Saluto
Giornata della solidarietà
Latina, 27 febbraio 2015
+ Mariano Crociata
Sono lieto di partecipare alla Giornata della solidarietà, che porta alla comune attenzione quel mondo variegato ed effervescente denominato Terzo Settore, nel quale il privato sociale trova lo spazio per esprimere la sua creatività nell’offerta di beni e servizi sociali materiali, culturali e relazionali. Saluto il sindaco della città, Giovanni Di Giorni, che ha promosso l’iniziativa, il prefetto di Latina, Pierluigi Faloni, il prof. Emanuele Emmanuele, presidente della Fondazione Roma, così benemerita per la città e il territorio di Latina, le autorità civili e militari, le associazioni di volontariato, i convenuti tutti.
Come credente e come rappresentante della Chiesa, non posso che rallegrarmi nel vedere crescere la considerazione per un ambito così rilevante della vita sociale, economica e culturale. Non tanto perché la Chiesa si trova in esso a proprio agio, essendo all’origine di una componente cospicua della sua complessiva consistenza e del suo dinamismo, quanto perché essa vede così diffusamente attuata una dimensione essenziale della nostra plurale convivenza, e cioè la libera iniziativa e cooperazione di tutti i soggetti che hanno volontà e idealità per intraprendere attività e lavorare al bene comune delle persone in una società ordinata. Proprio in questo periodo, nel quale è in discussione in parlamento un disegno di legge presentato dal governo che tratta «il riordino e la revisione della disciplina degli enti e delle attività diretti a promuovere e realizzare finalità solidaristiche e di interesse generale», è necessario ricordarsi che sia garantita la tipicità delle organizzazioni legate alle confessioni religiose. E questo non a difesa di una parte, ma a tutela della tipicità propria di tutti i soggetti in gioco. Oggi non è a rischio la sopravvivenza dell’una o dell’altra visione ispiratrice di iniziativa culturale ed economica, ma la possibilità stessa di riconoscere dignità a ciascuna e a tutte le visioni ideali, laiche o religiose che siano, e di legittimare il loro libero concorso alla determinazione dei mezzi e dei percorsi, ma prima ancora dei fini, nel perseguimento del bene comune.
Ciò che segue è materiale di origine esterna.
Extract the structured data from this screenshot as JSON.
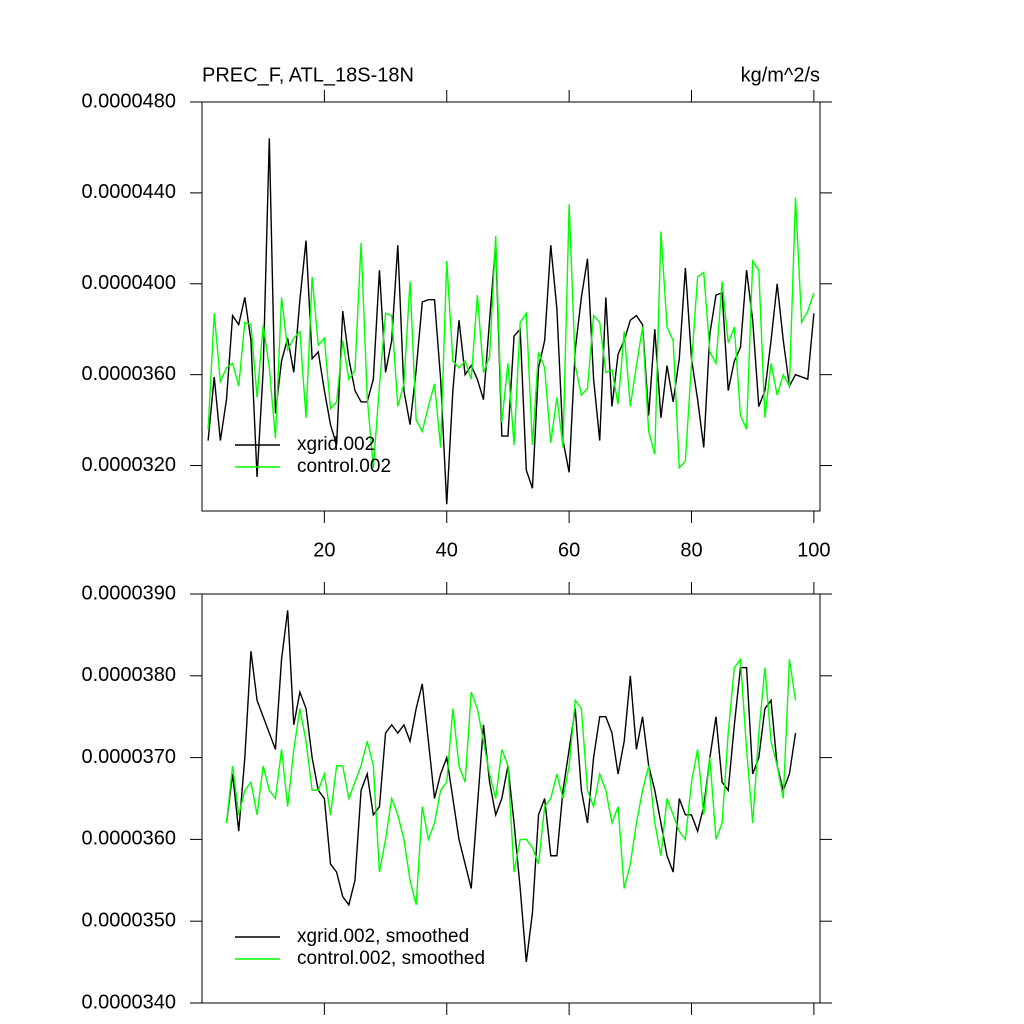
{
  "chart_data": [
    {
      "type": "line",
      "title": "PREC_F, ATL_18S-18N",
      "units": "kg/m^2/s",
      "legend": "lower left",
      "x": [
        1,
        2,
        3,
        4,
        5,
        6,
        7,
        8,
        9,
        10,
        11,
        12,
        13,
        14,
        15,
        16,
        17,
        18,
        19,
        20,
        21,
        22,
        23,
        24,
        25,
        26,
        27,
        28,
        29,
        30,
        31,
        32,
        33,
        34,
        35,
        36,
        37,
        38,
        39,
        40,
        41,
        42,
        43,
        44,
        45,
        46,
        47,
        48,
        49,
        50,
        51,
        52,
        53,
        54,
        55,
        56,
        57,
        58,
        59,
        60,
        61,
        62,
        63,
        64,
        65,
        66,
        67,
        68,
        69,
        70,
        71,
        72,
        73,
        74,
        75,
        76,
        77,
        78,
        79,
        80,
        81,
        82,
        83,
        84,
        85,
        86,
        87,
        88,
        89,
        90,
        91,
        92,
        93,
        94,
        95,
        96,
        97,
        98,
        99,
        100
      ],
      "xlim": [
        0,
        101
      ],
      "xticks": [
        20,
        40,
        60,
        80,
        100
      ],
      "ylim": [
        3e-05,
        4.8e-05
      ],
      "yticks": [
        {
          "value": 3.2e-05,
          "label": "0.0000320"
        },
        {
          "value": 3.6e-05,
          "label": "0.0000360"
        },
        {
          "value": 4e-05,
          "label": "0.0000400"
        },
        {
          "value": 4.4e-05,
          "label": "0.0000440"
        },
        {
          "value": 4.8e-05,
          "label": "0.0000480"
        }
      ],
      "series": [
        {
          "name": "xgrid.002",
          "color": "#000000",
          "values": [
            3.31e-05,
            3.59e-05,
            3.31e-05,
            3.49e-05,
            3.86e-05,
            3.82e-05,
            3.94e-05,
            3.75e-05,
            3.15e-05,
            3.62e-05,
            4.64e-05,
            3.43e-05,
            3.66e-05,
            3.76e-05,
            3.61e-05,
            3.93e-05,
            4.19e-05,
            3.67e-05,
            3.7e-05,
            3.53e-05,
            3.38e-05,
            3.29e-05,
            3.88e-05,
            3.67e-05,
            3.53e-05,
            3.48e-05,
            3.48e-05,
            3.58e-05,
            4.06e-05,
            3.61e-05,
            3.75e-05,
            4.17e-05,
            3.53e-05,
            3.38e-05,
            3.62e-05,
            3.92e-05,
            3.93e-05,
            3.93e-05,
            3.58e-05,
            3.03e-05,
            3.53e-05,
            3.84e-05,
            3.6e-05,
            3.64e-05,
            3.58e-05,
            3.49e-05,
            3.84e-05,
            4.18e-05,
            3.33e-05,
            3.33e-05,
            3.77e-05,
            3.8e-05,
            3.18e-05,
            3.1e-05,
            3.63e-05,
            3.75e-05,
            4.17e-05,
            3.89e-05,
            3.31e-05,
            3.17e-05,
            3.71e-05,
            3.94e-05,
            4.11e-05,
            3.58e-05,
            3.31e-05,
            3.94e-05,
            3.46e-05,
            3.69e-05,
            3.75e-05,
            3.84e-05,
            3.86e-05,
            3.82e-05,
            3.42e-05,
            3.8e-05,
            3.41e-05,
            3.64e-05,
            3.48e-05,
            3.67e-05,
            4.07e-05,
            3.67e-05,
            3.49e-05,
            3.28e-05,
            3.78e-05,
            3.95e-05,
            3.96e-05,
            3.53e-05,
            3.66e-05,
            3.72e-05,
            4.06e-05,
            3.84e-05,
            3.46e-05,
            3.53e-05,
            3.75e-05,
            4e-05,
            3.75e-05,
            3.55e-05,
            3.6e-05,
            3.59e-05,
            3.58e-05,
            3.87e-05
          ]
        },
        {
          "name": "control.002",
          "color": "#00ff00",
          "values": [
            3.36e-05,
            3.87e-05,
            3.57e-05,
            3.63e-05,
            3.65e-05,
            3.55e-05,
            3.83e-05,
            3.82e-05,
            3.5e-05,
            3.82e-05,
            3.63e-05,
            3.32e-05,
            3.94e-05,
            3.71e-05,
            3.76e-05,
            3.79e-05,
            3.41e-05,
            4.03e-05,
            3.73e-05,
            3.76e-05,
            3.45e-05,
            3.48e-05,
            3.75e-05,
            3.58e-05,
            3.62e-05,
            4.18e-05,
            3.5e-05,
            3.19e-05,
            3.55e-05,
            3.87e-05,
            3.86e-05,
            3.46e-05,
            3.56e-05,
            4.01e-05,
            3.4e-05,
            3.35e-05,
            3.46e-05,
            3.56e-05,
            3.28e-05,
            4.1e-05,
            3.66e-05,
            3.63e-05,
            3.66e-05,
            3.58e-05,
            3.95e-05,
            3.61e-05,
            3.68e-05,
            4.21e-05,
            3.39e-05,
            3.65e-05,
            3.29e-05,
            3.83e-05,
            3.87e-05,
            3.29e-05,
            3.7e-05,
            3.63e-05,
            3.3e-05,
            3.5e-05,
            3.28e-05,
            4.35e-05,
            3.64e-05,
            3.51e-05,
            3.54e-05,
            3.86e-05,
            3.83e-05,
            3.61e-05,
            3.62e-05,
            3.47e-05,
            3.79e-05,
            3.46e-05,
            3.64e-05,
            3.81e-05,
            3.35e-05,
            3.25e-05,
            4.23e-05,
            3.81e-05,
            3.75e-05,
            3.19e-05,
            3.22e-05,
            3.65e-05,
            4.03e-05,
            4.05e-05,
            3.7e-05,
            3.65e-05,
            4.01e-05,
            3.74e-05,
            3.81e-05,
            3.42e-05,
            3.36e-05,
            4.1e-05,
            4.06e-05,
            3.41e-05,
            3.65e-05,
            3.51e-05,
            3.6e-05,
            3.55e-05,
            4.38e-05,
            3.83e-05,
            3.88e-05,
            3.96e-05
          ]
        }
      ]
    },
    {
      "type": "line",
      "legend": "lower left",
      "x": [
        4,
        5,
        6,
        7,
        8,
        9,
        10,
        11,
        12,
        13,
        14,
        15,
        16,
        17,
        18,
        19,
        20,
        21,
        22,
        23,
        24,
        25,
        26,
        27,
        28,
        29,
        30,
        31,
        32,
        33,
        34,
        35,
        36,
        37,
        38,
        39,
        40,
        41,
        42,
        43,
        44,
        45,
        46,
        47,
        48,
        49,
        50,
        51,
        52,
        53,
        54,
        55,
        56,
        57,
        58,
        59,
        60,
        61,
        62,
        63,
        64,
        65,
        66,
        67,
        68,
        69,
        70,
        71,
        72,
        73,
        74,
        75,
        76,
        77,
        78,
        79,
        80,
        81,
        82,
        83,
        84,
        85,
        86,
        87,
        88,
        89,
        90,
        91,
        92,
        93,
        94,
        95,
        96,
        97
      ],
      "xlim": [
        0,
        101
      ],
      "ylim": [
        3.4e-05,
        3.9e-05
      ],
      "yticks": [
        {
          "value": 3.4e-05,
          "label": "0.0000340"
        },
        {
          "value": 3.5e-05,
          "label": "0.0000350"
        },
        {
          "value": 3.6e-05,
          "label": "0.0000360"
        },
        {
          "value": 3.7e-05,
          "label": "0.0000370"
        },
        {
          "value": 3.8e-05,
          "label": "0.0000380"
        },
        {
          "value": 3.9e-05,
          "label": "0.0000390"
        }
      ],
      "series": [
        {
          "name": "xgrid.002, smoothed",
          "color": "#000000",
          "values": [
            3.62e-05,
            3.68e-05,
            3.61e-05,
            3.7e-05,
            3.83e-05,
            3.77e-05,
            3.75e-05,
            3.73e-05,
            3.71e-05,
            3.82e-05,
            3.88e-05,
            3.74e-05,
            3.78e-05,
            3.76e-05,
            3.7e-05,
            3.66e-05,
            3.65e-05,
            3.57e-05,
            3.56e-05,
            3.53e-05,
            3.52e-05,
            3.55e-05,
            3.66e-05,
            3.68e-05,
            3.63e-05,
            3.64e-05,
            3.73e-05,
            3.74e-05,
            3.73e-05,
            3.74e-05,
            3.72e-05,
            3.76e-05,
            3.79e-05,
            3.72e-05,
            3.65e-05,
            3.68e-05,
            3.7e-05,
            3.65e-05,
            3.6e-05,
            3.57e-05,
            3.54e-05,
            3.64e-05,
            3.74e-05,
            3.67e-05,
            3.63e-05,
            3.65e-05,
            3.69e-05,
            3.62e-05,
            3.54e-05,
            3.45e-05,
            3.51e-05,
            3.63e-05,
            3.65e-05,
            3.58e-05,
            3.58e-05,
            3.66e-05,
            3.71e-05,
            3.76e-05,
            3.66e-05,
            3.62e-05,
            3.7e-05,
            3.75e-05,
            3.75e-05,
            3.73e-05,
            3.68e-05,
            3.72e-05,
            3.8e-05,
            3.71e-05,
            3.75e-05,
            3.69e-05,
            3.66e-05,
            3.62e-05,
            3.58e-05,
            3.56e-05,
            3.65e-05,
            3.63e-05,
            3.63e-05,
            3.61e-05,
            3.64e-05,
            3.7e-05,
            3.75e-05,
            3.67e-05,
            3.66e-05,
            3.74e-05,
            3.81e-05,
            3.81e-05,
            3.68e-05,
            3.7e-05,
            3.76e-05,
            3.77e-05,
            3.69e-05,
            3.66e-05,
            3.68e-05,
            3.73e-05
          ]
        },
        {
          "name": "control.002, smoothed",
          "color": "#00ff00",
          "values": [
            3.62e-05,
            3.69e-05,
            3.63e-05,
            3.66e-05,
            3.67e-05,
            3.63e-05,
            3.69e-05,
            3.66e-05,
            3.65e-05,
            3.71e-05,
            3.64e-05,
            3.71e-05,
            3.76e-05,
            3.72e-05,
            3.66e-05,
            3.66e-05,
            3.68e-05,
            3.63e-05,
            3.69e-05,
            3.69e-05,
            3.65e-05,
            3.67e-05,
            3.69e-05,
            3.72e-05,
            3.69e-05,
            3.56e-05,
            3.6e-05,
            3.65e-05,
            3.63e-05,
            3.6e-05,
            3.55e-05,
            3.52e-05,
            3.64e-05,
            3.6e-05,
            3.62e-05,
            3.66e-05,
            3.67e-05,
            3.76e-05,
            3.69e-05,
            3.67e-05,
            3.78e-05,
            3.76e-05,
            3.72e-05,
            3.68e-05,
            3.65e-05,
            3.71e-05,
            3.69e-05,
            3.56e-05,
            3.6e-05,
            3.6e-05,
            3.59e-05,
            3.57e-05,
            3.64e-05,
            3.65e-05,
            3.68e-05,
            3.65e-05,
            3.69e-05,
            3.77e-05,
            3.76e-05,
            3.66e-05,
            3.64e-05,
            3.68e-05,
            3.66e-05,
            3.62e-05,
            3.64e-05,
            3.54e-05,
            3.57e-05,
            3.62e-05,
            3.66e-05,
            3.69e-05,
            3.62e-05,
            3.58e-05,
            3.65e-05,
            3.63e-05,
            3.61e-05,
            3.6e-05,
            3.67e-05,
            3.71e-05,
            3.63e-05,
            3.7e-05,
            3.6e-05,
            3.62e-05,
            3.73e-05,
            3.81e-05,
            3.82e-05,
            3.71e-05,
            3.62e-05,
            3.73e-05,
            3.81e-05,
            3.72e-05,
            3.69e-05,
            3.65e-05,
            3.82e-05,
            3.77e-05
          ]
        }
      ]
    }
  ]
}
Una tale prospettiva assume ulteriore rilievo, se si considera – sulla scia del magistero della Chiesa, fino a Benedetto XVI con la Caritas in veritate (in particolare n. 46) e ai molteplici interventi di papa Francesco in tal senso – che è avvertita sempre più l’esigenza di superare la schiavitù nei confronti del profitto, per fare di esso «uno strumento per raggiungere finalità di umanizzazione del mercato e della società».
Sono fiducioso che questa iniziativa concorrerà a far crescere in maniera significativa la coscienza condivisa dei valori implicati nel mondo del privato sociale e la decisione di continuare a operare per un suo sviluppo nella comune ricerca del bene di tutti.